Once they were alone, Jack turned to him with a huge-ass smile on his face. “Wes, this is great!” He clapped his hands together. “This is really great, right? Wes?” Jack repeated, sliding his hands into his pockets. “Wes, are you—?”
“What did you call her?” Carter croaked. His airway squeezed, making him gasp. He pushed a slow hand to his chest where a tightness, the likes of which he’d never encountered, pulled taut and unforgiving.
“What?” Jack asked in confusion.
Carter’s eyes closed. He swallowed. “What did you call Miss Lane?”
Jack frowned. “I called her Katherine. Why?”
Katherine Lane. Katherine fucking Lane.
As the world around him tilted, making the room swim horrifically, Carter dropped his head like a lead weight to his knees. His breath hitched and tripped over itself as it fought to get to his lungs.
It couldn’t be. There was no way.
No.
What were the odds?
The chance was minute.
He grabbed at his scalp in disbelief.
“It can’t be her.”
He pulled in as much air as he could, but it was useless. The walls were closing in while panic and disbelief gripped him mercilessly by the throat. He was choking.
Jack dropped to his knees in front of him. “Who, Wes?” he urged. “Wes, talk to me. Who are you talking about?” He grasped Carter’s shoulder.
“It can’t be,” Carter mumbled.
“Who? Miss Lane?”
“No,” Carter replied, vaguely aware of the alarm creeping into Jack’s voice. “She’s not Miss Lane, she’s— Oh fuck.”
“Who?” Jack asked, tightening his grip on Carter’s shoulder.
Carter finally looked at his counselor through eyes that could barely see, his vision fogged with memories so thick he could almost touch them.
Thick, wavy hair. A blue dress. Gunshots. Screams.
He grabbed for Jack’s arm and squeezed, clinging for his life, needing to be grounded, needing something to keep him from falling apart completely. He choked back a sob.

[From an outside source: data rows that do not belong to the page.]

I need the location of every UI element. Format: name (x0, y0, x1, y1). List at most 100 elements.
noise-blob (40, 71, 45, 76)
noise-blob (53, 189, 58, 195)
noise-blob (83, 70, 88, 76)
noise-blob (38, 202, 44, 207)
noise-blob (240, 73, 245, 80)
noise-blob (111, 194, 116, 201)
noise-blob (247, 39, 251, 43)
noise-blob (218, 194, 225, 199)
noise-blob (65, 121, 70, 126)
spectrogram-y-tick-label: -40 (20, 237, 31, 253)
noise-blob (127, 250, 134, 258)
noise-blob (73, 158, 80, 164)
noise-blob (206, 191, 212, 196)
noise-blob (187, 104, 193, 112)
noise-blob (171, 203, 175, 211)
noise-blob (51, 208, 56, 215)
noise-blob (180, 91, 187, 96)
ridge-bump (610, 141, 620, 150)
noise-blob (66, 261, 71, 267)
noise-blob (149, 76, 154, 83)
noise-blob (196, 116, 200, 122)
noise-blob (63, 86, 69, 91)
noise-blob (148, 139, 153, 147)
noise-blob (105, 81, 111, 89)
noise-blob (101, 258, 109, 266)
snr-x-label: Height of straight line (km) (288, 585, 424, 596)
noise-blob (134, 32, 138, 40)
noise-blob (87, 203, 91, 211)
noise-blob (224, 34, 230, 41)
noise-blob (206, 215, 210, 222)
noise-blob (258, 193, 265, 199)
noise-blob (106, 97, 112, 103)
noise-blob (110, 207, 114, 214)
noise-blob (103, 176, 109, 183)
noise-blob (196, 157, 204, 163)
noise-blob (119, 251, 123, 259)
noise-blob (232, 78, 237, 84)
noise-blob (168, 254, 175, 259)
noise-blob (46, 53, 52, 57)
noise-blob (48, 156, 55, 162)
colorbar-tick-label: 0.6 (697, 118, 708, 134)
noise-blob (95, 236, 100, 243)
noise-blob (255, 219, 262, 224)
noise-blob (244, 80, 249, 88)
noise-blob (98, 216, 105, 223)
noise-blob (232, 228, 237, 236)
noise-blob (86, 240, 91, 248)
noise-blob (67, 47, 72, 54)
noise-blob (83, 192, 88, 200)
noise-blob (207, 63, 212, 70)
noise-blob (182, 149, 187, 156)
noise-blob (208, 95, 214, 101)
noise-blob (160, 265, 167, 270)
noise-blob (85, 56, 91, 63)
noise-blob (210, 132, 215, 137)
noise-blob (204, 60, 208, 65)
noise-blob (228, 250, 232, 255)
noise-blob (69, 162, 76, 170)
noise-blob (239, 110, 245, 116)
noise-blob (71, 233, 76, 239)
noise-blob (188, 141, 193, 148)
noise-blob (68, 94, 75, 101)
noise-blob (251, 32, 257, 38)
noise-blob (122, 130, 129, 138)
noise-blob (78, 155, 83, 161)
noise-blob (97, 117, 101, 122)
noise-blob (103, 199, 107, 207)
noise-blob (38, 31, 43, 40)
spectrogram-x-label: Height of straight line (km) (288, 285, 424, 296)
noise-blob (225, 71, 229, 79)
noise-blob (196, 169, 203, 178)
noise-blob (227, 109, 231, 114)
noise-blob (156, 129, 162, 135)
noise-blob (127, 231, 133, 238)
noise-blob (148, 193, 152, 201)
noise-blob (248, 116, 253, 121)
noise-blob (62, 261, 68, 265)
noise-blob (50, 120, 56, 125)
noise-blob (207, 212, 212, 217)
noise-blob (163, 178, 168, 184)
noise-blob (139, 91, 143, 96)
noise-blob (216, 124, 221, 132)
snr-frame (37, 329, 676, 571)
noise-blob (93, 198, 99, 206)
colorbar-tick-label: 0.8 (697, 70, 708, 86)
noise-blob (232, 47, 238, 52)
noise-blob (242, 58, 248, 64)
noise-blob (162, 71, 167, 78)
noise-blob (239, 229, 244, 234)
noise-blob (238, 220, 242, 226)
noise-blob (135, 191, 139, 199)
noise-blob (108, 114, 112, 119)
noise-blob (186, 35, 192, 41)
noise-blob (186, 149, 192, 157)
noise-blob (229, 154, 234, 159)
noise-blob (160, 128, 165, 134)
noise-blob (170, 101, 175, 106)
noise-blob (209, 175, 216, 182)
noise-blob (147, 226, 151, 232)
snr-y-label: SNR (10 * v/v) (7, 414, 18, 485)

Long gone was the strong, arrogant twenty-seven-year-old man. Once again, he was a scared shitless eleven-year-old, desperate for someone to love him, frantically trying to save the life of a tiny, petrified girl.
He tried to answer Jack. Fuck, he tried. He wanted to tell him everything. He wanted to beg him to get him out of the room before he lost his shit altogether. He was losing his shit. Was this what dying felt like?
Like a broken dam, Carter’s memory burst wide fucking open, each image like a firework exploding in his vision, whizzing around his brain, squealing in his ears. He dropped his head, squeezing his eyes shut and clutching the lapel of Jack’s jacket, scrunching the wool in his palm, willing his whole body to calm, to relax and back the fuck up. Infuriatingly, the more he tried to slow his breathing, the more his body closed up.
He grunted in terror when his throat shrank more and more, and slumped his sweating forehead heavily against his counselor’s shoulder, speaking the words he never thought he’d utter since that horrific night sixteen years before.
“Jack,” he whispered. “She’s my Peaches.”
7
“I have to get to my daddy!”
“Keep moving! We have to get away from them. They’ll kill you! Move!”
“Wes?”
“No! He needs me!”
“Wes. Can you open your eyes for me?”
“Stay still!”
“Wesley. You’re all right.”
Carter lunged up from the clinic bed into a sitting position, wide-eyed and gasping. He glanced around, almost frantic, and jumped when a hand touched his arm. He turned to see Jack standing next to the bed, his face creased with concern. He swallowed hard, trying like hell to coat his sandpaper throat. The fuzziness in his head was still front and center. Fuck, he felt like death.
“Where am I?” He blinked and looked around the room at the whitewashed walls and the surprised expressions of a doctor and two guards.
“You’re in the facility clinic, Wesley,” the doctor answered.
“It’s Carter, and who the hell was talking to you, Doc?” he snapped. The doctor flinched and took a step backward.
“Wes,” Jack said softly. “You had a panic attack.”
He coughed a laugh, ignoring the heat of embarrassment that crept up the center of his body. “Says who?”
“Says me,” the doctor interjected.
Carter stared at him for a beat. “I’m outta here.” He swung his legs to the right so they were hanging off the bed. “Where are my shoes?”
“I’m afraid that’s not possible,” the doctor began.
“I wasn’t asking!” Carter yelled.
His head pounded from deep inside his skull. His eardrums had pulled tight enough to split, and, oh, look at that, little black dots were hovering and dancing in his periphery. Fantastic. He scrunched his eyes shut for one split second to gain his bearings, listing forward.